Если люди и впрямь едят животных, но при этом лишь некоторые животные едят людей, то, по мнению нашего доброго друга Чарльза Дарвина (да упокоится он с миром), быть человеком – более дальновидно, чем животным. Каким же образом животное может стать человеком? Или, правильнее сказать, где проходит эта жизненно важная граница? Что именно, с точки зрения человека, превращает зверя в зверя?
Возьмем, например, коллегу собаки по космическим путешествиям – шимпанзе. Еще сравнительно недавно людям, снимавшим шимпанзе в развлекательном кино (ведь все помнят, например, Читу из фильмов о Тарзане, да?), пришла в голову оригинальная мысль изучить, каким образом шимпанзе поведут себя, если их оставить в покое в их же собственном доме. Наверное, это люди зря затеяли – по крайней мере, если хотели по-прежнему верить, что справедливо занимают свое место в пирамиде. Уже первый отчет, поступивший из африканских джунглей, в пух и прах разнес старейшие и самые часто применяемые методы, при помощи которых они отличали людей от животных. Прежде считалось, что животные – это те, кто не умеет пользоваться орудиями труда! Удобная и понятная характеристика, вот только африканские шимпанзе сыграли против правил: как выяснилось, они не только пользуются орудиями труда, но и сами их изготавливают.
Следующей отличительной чертой был язык. Животные не понимают человеческого языка, и даже хуже – понять животных тоже невозможно. Это легло в основу целой доктрины: языком мы не вышли.
Тем не менее шимпанзе, хоть большие пальцы на руках у них и несколько на отшибе, осваивают язык жестов. Сперва они учатся показывать пальцем – в природе они этого не делают, – а потом овладевают и другими языковыми премудростями. Вопрос в том, друзья мои, сколько слов надо выучить шимпанзе, чтобы их воспринимали всерьез. И что будут делать люди, когда шимпанзе откроет рот и примется защищать собственные права, причем не только в Голливуде, но и в джунглях Конго?
– Может, хватит уже вырубать наши леса? – скажут, например, они.
Или:
– Нам нужна медицинская страховка и фиксированная оплата труда. И бананы.
Что тогда сделают люди, а? Бросятся защищать права шимпанзе, охранять джунгли и перестанут надевать на одурманенных таблетками обезьян уродливые подгузники?
Ну, если так, то ладно.
– Кто были все эти собаки? – спросил я наконец фру Торкильдсен.
Похоже, сегодня она решила весь день просидеть дома.
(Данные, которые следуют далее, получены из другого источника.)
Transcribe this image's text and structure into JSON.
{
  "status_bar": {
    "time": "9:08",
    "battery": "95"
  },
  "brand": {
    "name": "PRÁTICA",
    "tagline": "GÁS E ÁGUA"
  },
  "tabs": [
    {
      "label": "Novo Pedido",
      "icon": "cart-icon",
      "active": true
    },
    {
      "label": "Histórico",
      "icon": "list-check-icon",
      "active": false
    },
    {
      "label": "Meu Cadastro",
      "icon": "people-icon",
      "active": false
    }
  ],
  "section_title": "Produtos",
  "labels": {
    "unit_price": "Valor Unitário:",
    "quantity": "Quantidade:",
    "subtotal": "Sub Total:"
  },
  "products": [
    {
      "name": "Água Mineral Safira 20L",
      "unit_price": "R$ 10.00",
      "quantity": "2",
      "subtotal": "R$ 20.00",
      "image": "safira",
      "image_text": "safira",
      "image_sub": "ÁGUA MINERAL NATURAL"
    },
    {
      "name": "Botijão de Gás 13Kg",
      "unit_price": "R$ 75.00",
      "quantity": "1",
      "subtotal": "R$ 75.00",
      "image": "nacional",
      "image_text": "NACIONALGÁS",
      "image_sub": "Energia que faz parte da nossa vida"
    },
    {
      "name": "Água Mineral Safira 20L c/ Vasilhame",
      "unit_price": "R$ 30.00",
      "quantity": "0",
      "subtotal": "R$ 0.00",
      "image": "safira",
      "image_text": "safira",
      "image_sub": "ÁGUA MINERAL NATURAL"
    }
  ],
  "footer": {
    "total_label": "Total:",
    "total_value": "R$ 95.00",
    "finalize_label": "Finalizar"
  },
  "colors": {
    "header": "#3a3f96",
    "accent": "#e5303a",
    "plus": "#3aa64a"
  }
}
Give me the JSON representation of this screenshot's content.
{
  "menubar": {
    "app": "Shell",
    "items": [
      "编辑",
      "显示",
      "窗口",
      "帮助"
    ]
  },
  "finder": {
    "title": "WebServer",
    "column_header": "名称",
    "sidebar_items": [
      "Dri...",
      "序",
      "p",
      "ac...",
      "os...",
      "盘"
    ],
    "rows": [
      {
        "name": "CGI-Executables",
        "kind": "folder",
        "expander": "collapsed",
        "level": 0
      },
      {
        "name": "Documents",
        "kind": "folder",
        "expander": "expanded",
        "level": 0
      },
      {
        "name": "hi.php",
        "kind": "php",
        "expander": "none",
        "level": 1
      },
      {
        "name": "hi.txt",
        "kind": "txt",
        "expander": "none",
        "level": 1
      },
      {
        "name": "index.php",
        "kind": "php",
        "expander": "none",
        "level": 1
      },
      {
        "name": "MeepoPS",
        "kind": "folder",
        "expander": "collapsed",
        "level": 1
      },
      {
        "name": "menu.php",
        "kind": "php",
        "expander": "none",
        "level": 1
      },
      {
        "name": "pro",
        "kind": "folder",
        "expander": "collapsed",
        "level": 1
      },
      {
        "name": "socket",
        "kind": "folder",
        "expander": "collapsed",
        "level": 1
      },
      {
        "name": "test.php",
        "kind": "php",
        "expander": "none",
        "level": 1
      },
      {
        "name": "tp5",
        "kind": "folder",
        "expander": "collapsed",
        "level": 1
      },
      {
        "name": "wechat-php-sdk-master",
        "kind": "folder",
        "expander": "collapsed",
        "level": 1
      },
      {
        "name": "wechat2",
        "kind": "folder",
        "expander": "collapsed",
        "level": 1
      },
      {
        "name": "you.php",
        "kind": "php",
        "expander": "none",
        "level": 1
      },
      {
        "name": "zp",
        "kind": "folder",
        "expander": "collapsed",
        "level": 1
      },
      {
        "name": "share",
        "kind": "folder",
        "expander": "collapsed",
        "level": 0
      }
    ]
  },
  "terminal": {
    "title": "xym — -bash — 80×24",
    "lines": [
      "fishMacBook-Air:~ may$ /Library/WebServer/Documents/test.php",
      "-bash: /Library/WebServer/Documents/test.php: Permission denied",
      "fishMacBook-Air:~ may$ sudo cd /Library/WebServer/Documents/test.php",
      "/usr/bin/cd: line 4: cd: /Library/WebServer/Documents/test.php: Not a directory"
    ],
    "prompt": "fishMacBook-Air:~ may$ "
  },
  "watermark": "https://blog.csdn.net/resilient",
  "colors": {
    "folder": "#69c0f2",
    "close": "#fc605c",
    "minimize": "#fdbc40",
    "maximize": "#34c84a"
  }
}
А может, ничего и не решала, просто так уж оно сложилось. Разницу иногда вообще не разглядишь.
Со стаканом в руках она сидела в Майоровом кресле и ничего не делала – такое с фру Торкильдсен случается нечасто, и, как правило, признак это нехороший. Она не читала, не спала, не смотрела телевизор, а просто сидела, ни дать ни взять золотистый ретривер.
– Какие собаки?
– Которых набили опилками.
– Собаки Амундсена? А почему ты вдруг о них вспомнил?
– Как они туда попали?
– Да откуда ж мне знать?
– А нет об этом никакой книги?
– Хм, наверняка кто-нибудь да написал.